City By The Sea
Distinguished veteran New York homicide detective Vincent LaMarca (Robert De Niro) has buried his past in his career, until the death of a drug dealer takes him back to his old neighborhood in the Long Beach suburb. Now seedy and run-down, the one-time middle class resort city is still home to his ex-wife Maggie (Patti Lupone) and estranged son Joey (James Franco). Joey is accused of stabbing the drug dealer and Vince wants to bring his son in quietly. But because of his relationship, Vince is taken off the case. The situation gets worse when Joey is accused of fatally shooting Vince’s long time partner. Vincent must go behind his chief’s back to bring Joey in and solve the killing, before vengeance-minded cops bring Joey down. Michelle (Frances McDormand), Vince’s actress girlfriend, helps him confront his past and reconnect with Joey as a father. Inspired by a true story, this well-crafted drama delivers an Oscar-worthy performance by DeNiro as a father conflicted between family and duty.

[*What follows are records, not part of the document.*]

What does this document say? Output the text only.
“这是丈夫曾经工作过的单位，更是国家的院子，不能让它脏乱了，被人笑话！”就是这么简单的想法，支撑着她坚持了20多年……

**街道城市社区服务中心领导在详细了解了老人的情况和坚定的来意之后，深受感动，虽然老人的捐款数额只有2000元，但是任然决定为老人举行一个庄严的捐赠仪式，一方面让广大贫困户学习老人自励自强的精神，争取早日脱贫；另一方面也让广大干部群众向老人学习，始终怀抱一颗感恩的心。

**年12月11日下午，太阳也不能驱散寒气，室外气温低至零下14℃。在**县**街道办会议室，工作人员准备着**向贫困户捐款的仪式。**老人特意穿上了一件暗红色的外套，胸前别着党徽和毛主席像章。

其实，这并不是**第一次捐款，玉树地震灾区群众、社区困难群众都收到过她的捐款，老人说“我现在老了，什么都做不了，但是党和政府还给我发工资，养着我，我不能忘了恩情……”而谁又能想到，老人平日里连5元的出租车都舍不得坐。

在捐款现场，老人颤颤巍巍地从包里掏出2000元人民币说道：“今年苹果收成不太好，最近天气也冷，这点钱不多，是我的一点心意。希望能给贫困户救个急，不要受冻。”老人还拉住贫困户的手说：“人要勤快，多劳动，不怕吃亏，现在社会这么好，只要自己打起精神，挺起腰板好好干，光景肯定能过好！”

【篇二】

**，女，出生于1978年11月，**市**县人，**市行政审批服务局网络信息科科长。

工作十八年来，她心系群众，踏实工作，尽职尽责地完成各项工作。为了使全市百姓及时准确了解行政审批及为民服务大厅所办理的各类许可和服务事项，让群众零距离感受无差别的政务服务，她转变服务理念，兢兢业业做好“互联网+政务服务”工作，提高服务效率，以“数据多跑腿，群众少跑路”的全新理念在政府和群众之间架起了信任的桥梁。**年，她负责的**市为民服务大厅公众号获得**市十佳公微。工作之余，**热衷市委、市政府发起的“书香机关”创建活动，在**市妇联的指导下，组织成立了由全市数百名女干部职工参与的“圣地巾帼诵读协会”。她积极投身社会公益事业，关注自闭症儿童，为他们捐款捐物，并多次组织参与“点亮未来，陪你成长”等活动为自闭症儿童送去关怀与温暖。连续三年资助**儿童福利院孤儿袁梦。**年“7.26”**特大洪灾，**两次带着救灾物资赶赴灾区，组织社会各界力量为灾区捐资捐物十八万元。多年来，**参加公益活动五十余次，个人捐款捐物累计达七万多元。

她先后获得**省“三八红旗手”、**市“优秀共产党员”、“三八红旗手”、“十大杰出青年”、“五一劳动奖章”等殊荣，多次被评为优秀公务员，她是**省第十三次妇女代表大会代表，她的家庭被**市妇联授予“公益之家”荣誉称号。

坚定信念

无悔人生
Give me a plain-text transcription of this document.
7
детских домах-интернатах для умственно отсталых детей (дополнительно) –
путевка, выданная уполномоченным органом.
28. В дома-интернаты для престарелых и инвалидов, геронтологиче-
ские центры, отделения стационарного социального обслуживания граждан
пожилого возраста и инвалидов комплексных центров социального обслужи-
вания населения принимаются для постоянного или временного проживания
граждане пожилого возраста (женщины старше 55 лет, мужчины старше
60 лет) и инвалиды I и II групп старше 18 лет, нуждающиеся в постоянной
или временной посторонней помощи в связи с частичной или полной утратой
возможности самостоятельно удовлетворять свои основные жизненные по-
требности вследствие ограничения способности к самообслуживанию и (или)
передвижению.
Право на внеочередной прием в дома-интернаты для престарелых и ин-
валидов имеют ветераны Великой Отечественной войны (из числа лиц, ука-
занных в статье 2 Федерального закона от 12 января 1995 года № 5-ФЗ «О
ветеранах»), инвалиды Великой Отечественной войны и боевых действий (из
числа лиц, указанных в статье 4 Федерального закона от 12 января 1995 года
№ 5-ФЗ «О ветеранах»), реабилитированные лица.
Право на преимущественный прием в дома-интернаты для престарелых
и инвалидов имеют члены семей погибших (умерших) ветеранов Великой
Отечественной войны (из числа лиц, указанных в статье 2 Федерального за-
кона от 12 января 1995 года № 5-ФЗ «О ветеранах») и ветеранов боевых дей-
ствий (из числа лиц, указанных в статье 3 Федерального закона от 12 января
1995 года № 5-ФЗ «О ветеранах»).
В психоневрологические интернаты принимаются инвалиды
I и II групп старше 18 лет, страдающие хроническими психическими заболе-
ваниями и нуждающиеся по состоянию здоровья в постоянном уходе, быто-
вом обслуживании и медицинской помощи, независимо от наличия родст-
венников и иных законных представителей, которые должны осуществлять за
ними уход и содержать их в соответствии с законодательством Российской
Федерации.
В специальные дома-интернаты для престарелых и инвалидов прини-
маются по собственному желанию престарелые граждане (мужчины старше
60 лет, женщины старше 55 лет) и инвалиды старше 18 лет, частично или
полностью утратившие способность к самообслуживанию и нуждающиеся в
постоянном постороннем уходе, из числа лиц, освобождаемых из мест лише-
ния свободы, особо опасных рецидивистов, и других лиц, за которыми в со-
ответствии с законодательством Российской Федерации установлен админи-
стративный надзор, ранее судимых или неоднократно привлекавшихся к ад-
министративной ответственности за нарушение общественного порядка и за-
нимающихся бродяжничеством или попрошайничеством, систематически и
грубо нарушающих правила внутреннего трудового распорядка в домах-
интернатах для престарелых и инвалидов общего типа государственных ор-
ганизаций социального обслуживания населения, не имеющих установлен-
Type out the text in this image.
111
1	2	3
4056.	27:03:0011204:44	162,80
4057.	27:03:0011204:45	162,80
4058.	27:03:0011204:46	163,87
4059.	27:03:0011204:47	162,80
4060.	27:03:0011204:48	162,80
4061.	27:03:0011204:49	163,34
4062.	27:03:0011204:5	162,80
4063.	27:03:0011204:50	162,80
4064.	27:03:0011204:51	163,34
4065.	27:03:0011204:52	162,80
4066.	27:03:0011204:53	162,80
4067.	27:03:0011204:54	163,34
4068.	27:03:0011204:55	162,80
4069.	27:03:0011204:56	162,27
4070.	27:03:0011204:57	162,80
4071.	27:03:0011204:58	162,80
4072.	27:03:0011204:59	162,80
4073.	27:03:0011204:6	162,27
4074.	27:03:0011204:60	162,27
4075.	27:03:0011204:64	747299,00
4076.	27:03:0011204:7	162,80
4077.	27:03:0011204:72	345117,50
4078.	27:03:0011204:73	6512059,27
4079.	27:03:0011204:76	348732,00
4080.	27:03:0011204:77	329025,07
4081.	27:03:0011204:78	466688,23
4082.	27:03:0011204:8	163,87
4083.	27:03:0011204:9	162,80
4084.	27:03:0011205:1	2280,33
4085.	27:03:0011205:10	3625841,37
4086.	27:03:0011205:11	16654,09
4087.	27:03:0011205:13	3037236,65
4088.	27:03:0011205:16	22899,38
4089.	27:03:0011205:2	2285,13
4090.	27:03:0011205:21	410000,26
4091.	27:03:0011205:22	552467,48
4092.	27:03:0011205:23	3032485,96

A few scenes show graphic use of drugs, although drug use is not condoned. And even Joey admits he needs to clean up. Joey’s girlfriend, Gina (Eliza Dushka), is commended for getting off drugs for the sake of her child, but she later abandons the boy with Vince and says she needs the drugs. Vince and Michelle have an on-going sexual relationship and are seen in bed together, but no graphic sex acts or nudity is shown. Seemingly overwhelmed by current events, Vince finally reveals his past to Michelle. He overwhelms her with the story of his father’s criminal act and subsequent execution, along with charges of wife beating by his ex, his estranged son and his crimes, as well as the sudden introduction of his grandson. However, she helps him find the key to reconnect to Joey as a father. After Joey saves him from a drug dealer, Vince shows his love by talking Joey out of ‘suicide by police squad,’ and protecting him from police snipers. Blood spurts in a few shootings seem overly gruesome, but on-screen violence is limited. Unfortunately, almost a hundred obscenities and strong profanities litter the dialogue and pollute CITY BY THE SEA.